Arts and Entertainment Managing Editor Nadaja Burnett-Pierre reflects on her time in high school

Nadaja Burnett-Pierre, Arts and Entertainment Manging Editor

I decided that since I have an obsession with MARVEL movies it would only be right to tell my senior reflection as if it were a MARVEL movie. I know this is nerdy, but I’m a graduating senior so nobody can make fun of me, I’m practically gone.

Freshmen year: my origin story

Freshmen year was rough, to say the least. I was new to the area, I missed my old friends, and I quit a lot of the extracurriculars that I used to do. I didn’t really have anybody for the first couple weeks of school but thanks to Mrs. Confino, I met a best friend.

If Mrs. Confino wasn’t late every morning during my freshman year, I don’t know what I would be doing now. It took a while, but I finally started to have fun in high school rather than dreading every second. I finally had people who looked out for me and I was able to feel like I belonged.

Sophomore year: mastering my powers

Even though I made friends freshman year, I still felt pretty alone outside of school. I never hung out after school or went to a friend’s house. Seriously, I never left my house — my mom tried to pay me just to leave the house. Finally, I began to hang out with my peers and tried to get involved in clubs.

It was so different than what I had been used to because for a long time I tried to be as detached from high school as possible. However, sophomore year was when I really tried to embrace everything and become a part of the community.

Junior year: my first supervillain battle

Junior year was my hardest year. I felt like I was doing everything wrong in life. My grades were hard to maintain, all the SAT and ACT testing was killing me, and the college applications were burying me alive. I’ve never struggled the way I did during junior year. Throughout high school, I felt like getting good grades came naturally and I had my life put together. Junior year tested me on a daily basis and I failed every test.

I had to work so hard to maintain my mental health and grades. Even though my junior year was a challenge, it showed me that I CAN make it through hard times and that I’m a lot stronger than I originally thought. I learned how important it is to acknowledge when you’re having a hard time and learn how to take care of yourself. It’s important to ask for help when you need to and to be there for others when they need you.

Senior year: my endgame

This past year has been the most stressful year of my 18 years on this Earth. While the things I did weren’t hard, I had to make some big adult choices this year. My final high school battle has been an internally challenging one: figuring out what I want to do with my life. I haven’t ever really known what I wanted to do with my life. In fact, I have constantly changed my mind about what I want to do.

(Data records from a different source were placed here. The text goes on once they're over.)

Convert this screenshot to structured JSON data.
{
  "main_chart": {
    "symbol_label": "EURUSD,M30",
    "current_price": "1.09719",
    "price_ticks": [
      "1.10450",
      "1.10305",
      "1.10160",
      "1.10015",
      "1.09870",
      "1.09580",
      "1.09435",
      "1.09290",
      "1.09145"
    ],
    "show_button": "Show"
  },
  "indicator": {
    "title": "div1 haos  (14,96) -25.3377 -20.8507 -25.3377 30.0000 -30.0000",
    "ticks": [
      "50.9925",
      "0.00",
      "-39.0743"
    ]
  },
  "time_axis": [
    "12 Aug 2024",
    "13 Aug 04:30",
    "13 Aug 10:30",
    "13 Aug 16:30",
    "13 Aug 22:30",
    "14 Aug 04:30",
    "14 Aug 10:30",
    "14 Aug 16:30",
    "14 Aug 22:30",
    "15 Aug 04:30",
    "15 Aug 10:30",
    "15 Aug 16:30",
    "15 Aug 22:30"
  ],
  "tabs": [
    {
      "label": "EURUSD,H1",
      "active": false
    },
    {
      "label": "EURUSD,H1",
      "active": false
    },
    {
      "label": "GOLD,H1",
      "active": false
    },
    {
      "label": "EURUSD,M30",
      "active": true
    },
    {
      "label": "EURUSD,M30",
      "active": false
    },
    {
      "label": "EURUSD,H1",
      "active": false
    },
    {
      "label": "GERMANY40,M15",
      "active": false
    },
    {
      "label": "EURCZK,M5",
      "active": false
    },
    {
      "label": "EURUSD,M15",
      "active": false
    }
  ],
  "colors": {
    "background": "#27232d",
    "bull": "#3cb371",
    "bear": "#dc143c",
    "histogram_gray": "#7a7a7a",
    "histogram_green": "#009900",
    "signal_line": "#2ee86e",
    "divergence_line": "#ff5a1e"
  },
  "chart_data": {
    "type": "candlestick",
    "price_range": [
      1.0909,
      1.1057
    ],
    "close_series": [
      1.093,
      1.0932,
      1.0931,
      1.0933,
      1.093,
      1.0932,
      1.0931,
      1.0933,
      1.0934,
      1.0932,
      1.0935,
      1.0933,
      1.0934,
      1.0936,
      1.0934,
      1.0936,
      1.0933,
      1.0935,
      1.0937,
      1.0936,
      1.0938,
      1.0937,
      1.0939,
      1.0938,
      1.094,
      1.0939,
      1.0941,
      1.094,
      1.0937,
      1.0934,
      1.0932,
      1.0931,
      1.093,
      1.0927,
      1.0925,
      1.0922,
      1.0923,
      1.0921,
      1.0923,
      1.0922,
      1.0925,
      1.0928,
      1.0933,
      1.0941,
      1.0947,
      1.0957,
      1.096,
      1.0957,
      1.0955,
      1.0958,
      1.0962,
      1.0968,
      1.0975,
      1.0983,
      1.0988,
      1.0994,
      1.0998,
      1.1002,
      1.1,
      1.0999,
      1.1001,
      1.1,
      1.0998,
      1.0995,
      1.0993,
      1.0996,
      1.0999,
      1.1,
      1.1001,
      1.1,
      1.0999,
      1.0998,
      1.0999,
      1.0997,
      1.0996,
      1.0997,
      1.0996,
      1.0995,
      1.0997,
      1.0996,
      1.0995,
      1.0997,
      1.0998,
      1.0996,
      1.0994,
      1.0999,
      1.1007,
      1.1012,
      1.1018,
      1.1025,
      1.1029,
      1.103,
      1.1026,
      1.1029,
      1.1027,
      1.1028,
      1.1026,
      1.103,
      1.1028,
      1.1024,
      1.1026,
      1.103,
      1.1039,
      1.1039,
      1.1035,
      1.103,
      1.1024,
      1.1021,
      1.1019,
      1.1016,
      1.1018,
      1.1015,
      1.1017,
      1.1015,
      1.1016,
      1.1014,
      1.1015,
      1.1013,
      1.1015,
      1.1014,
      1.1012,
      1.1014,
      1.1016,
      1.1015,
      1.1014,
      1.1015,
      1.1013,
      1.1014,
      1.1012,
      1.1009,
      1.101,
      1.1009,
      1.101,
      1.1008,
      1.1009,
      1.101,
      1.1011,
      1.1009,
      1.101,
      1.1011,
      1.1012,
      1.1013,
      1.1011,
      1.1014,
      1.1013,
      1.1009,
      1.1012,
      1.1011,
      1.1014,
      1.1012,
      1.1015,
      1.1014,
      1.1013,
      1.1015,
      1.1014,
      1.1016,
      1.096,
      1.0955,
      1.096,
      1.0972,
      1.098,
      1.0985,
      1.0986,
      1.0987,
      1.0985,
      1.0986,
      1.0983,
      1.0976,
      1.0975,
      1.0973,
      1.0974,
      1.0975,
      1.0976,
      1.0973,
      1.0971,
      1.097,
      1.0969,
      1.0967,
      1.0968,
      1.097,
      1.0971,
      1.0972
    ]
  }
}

I had to do a lot of deep thinking to figure out where I want my life to go. I had to really reflect on what I was passionate about. I decided in the end that I don’t know what I want to do with my life just yet and honestly, that’s okay.

I’m not in a place yet where I know exactly what I want to do. I must go on my own journey to find out who I want to be and I’m so ready for that journey to begin when I walk that graduation stage.